As soon as Hitler invaded Northern France in 1940, the travels of the family started. They were among the thousands and thousands of refugees who crowded the roads to the south of France, stayed at different places which they had always to leave after a short while. Mr Guenzburg, the father, was several times interned, but either was released or succeeded to escape from the camp. In autumn 1943, when the Germans occupied the south of France, the Jewish resistance movement saw to it that all children found shelter. The Resistance was so well organized that it was able to follow up the fate of almost every child. Many of the children were taken, to convents and were thought by their surroundings to be Christians.

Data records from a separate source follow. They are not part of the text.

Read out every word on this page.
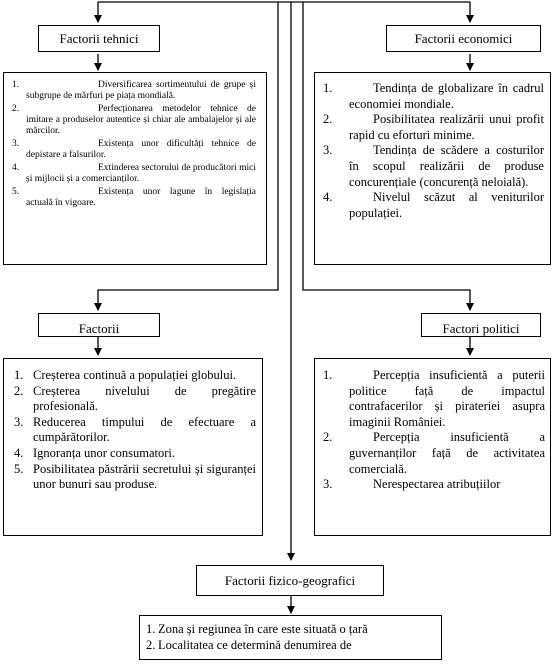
Factorii tehnici
1.	Diversificarea sortimentului de grupe și subgrupe de mărfuri pe piața mondială.
2.	Perfecționarea metodelor tehnice de imitare a produselor autentice și chiar ale ambalajelor și ale mărcilor.
3.	Existența unor dificultăți tehnice de depistare a falsurilor.
4.	Extinderea sectorului de producători mici și mijlocii și a comercianților.
5.	Existența unor lagune în legislația actuală în vigoare.
Factorii economici
1.	Tendința de globalizare în cadrul economiei mondiale.
2.	Posibilitatea realizării unui profit rapid cu eforturi minime.
3.	Tendința de scădere a costurilor în scopul realizării de produse concurențiale (concurență neloială).
4.	Nivelul scăzut al veniturilor populației.
Factorii
1. Creșterea continuă a populației globului.
2. Creșterea nivelului de pregătire profesională.
3. Reducerea timpului de efectuare a cumpărătorilor.
4. Ignoranța unor consumatori.
5. Posibilitatea păstrării secretului și siguranței unor bunuri sau produse.
Factori politici
1.	Percepția insuficientă a puterii politice față de impactul contrafacerilor și pirateriei asupra imaginii României.
2.	Percepția insuficientă a guvernanților față de activitatea comercială.
3.	Nerespectarea atribuțiilor
Factorii fizico-geografici
1. Zona și regiunea în care este situată o țară
2. Localitatea ce determină denumirea de
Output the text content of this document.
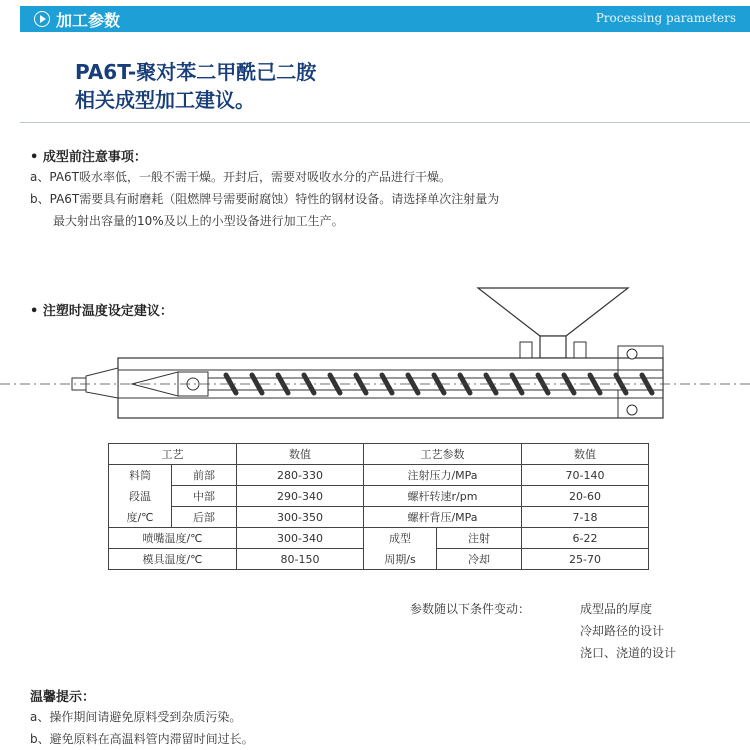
加工参数	Processing parameters
PA6T-聚对苯二甲酰己二胺
相关成型加工建议。
• 成型前注意事项：
a、PA6T吸水率低，一般不需干燥。开封后，需要对吸收水分的产品进行干燥。
b、PA6T需要具有耐磨耗（阻燃牌号需要耐腐蚀）特性的钢材设备。请选择单次注射量为
最大射出容量的10%及以上的小型设备进行加工生产。
• 注塑时温度设定建议：
工艺		数值	工艺参数		数值
料筒	前部	280-330	注射压力/MPa		70-140
段温	中部	290-340	螺杆转速r/pm		20-60
度/℃	后部	300-350	螺杆背压/MPa		7-18
喷嘴温度/℃		300-340	成型	注射	6-22
模具温度/℃		80-150	周期/s	冷却	25-70
参数随以下条件变动：	成型品的厚度
冷却路径的设计
浇口、浇道的设计
温馨提示：
a、操作期间请避免原料受到杂质污染。
b、避免原料在高温料管内滞留时间过长。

Mrs Unger and her sister were taken to a boarding School at Villeneuve sur Lot, where only the director, a Protestant knew their origin. In 1944 Mrs Unger and her father crossed the Spanish border in one of the small groups of 10 people, regularly organized by the resistance. With the help of the American Joint, they finally reached Israel. Mrs Guenzburg and her other daughter, who were staying in a home for aged people belonging to the “Heilsarmee” at Tonnein and would not have been able to endure the flight over the mountains, followed them a year later.

Number of pages: 12
Reference number: 1656/3/4/785
Catalogue ID: 105359
Subject: EscapeesRescue
Summary:

A report by the daughter of a Jewish diamond cutter in Amsterdam. She went underground in July, 1942, after she had been ordered to report for a transport to Westerbork. At first she stayed for short spells with various people, then a neighbour took her in for four months and a half, while her parents, who were later arrested and deported (on 31 January 1944), brought her food. But the position became too dangerous, and comrades of the socialist youth organisation, of which she had been a member, found her a place with a teacher's family in Winterwjk near the German frontier. There she remained until the end of the war. Her whole family with the exception of one brother of her father's, who had lived in France, perished.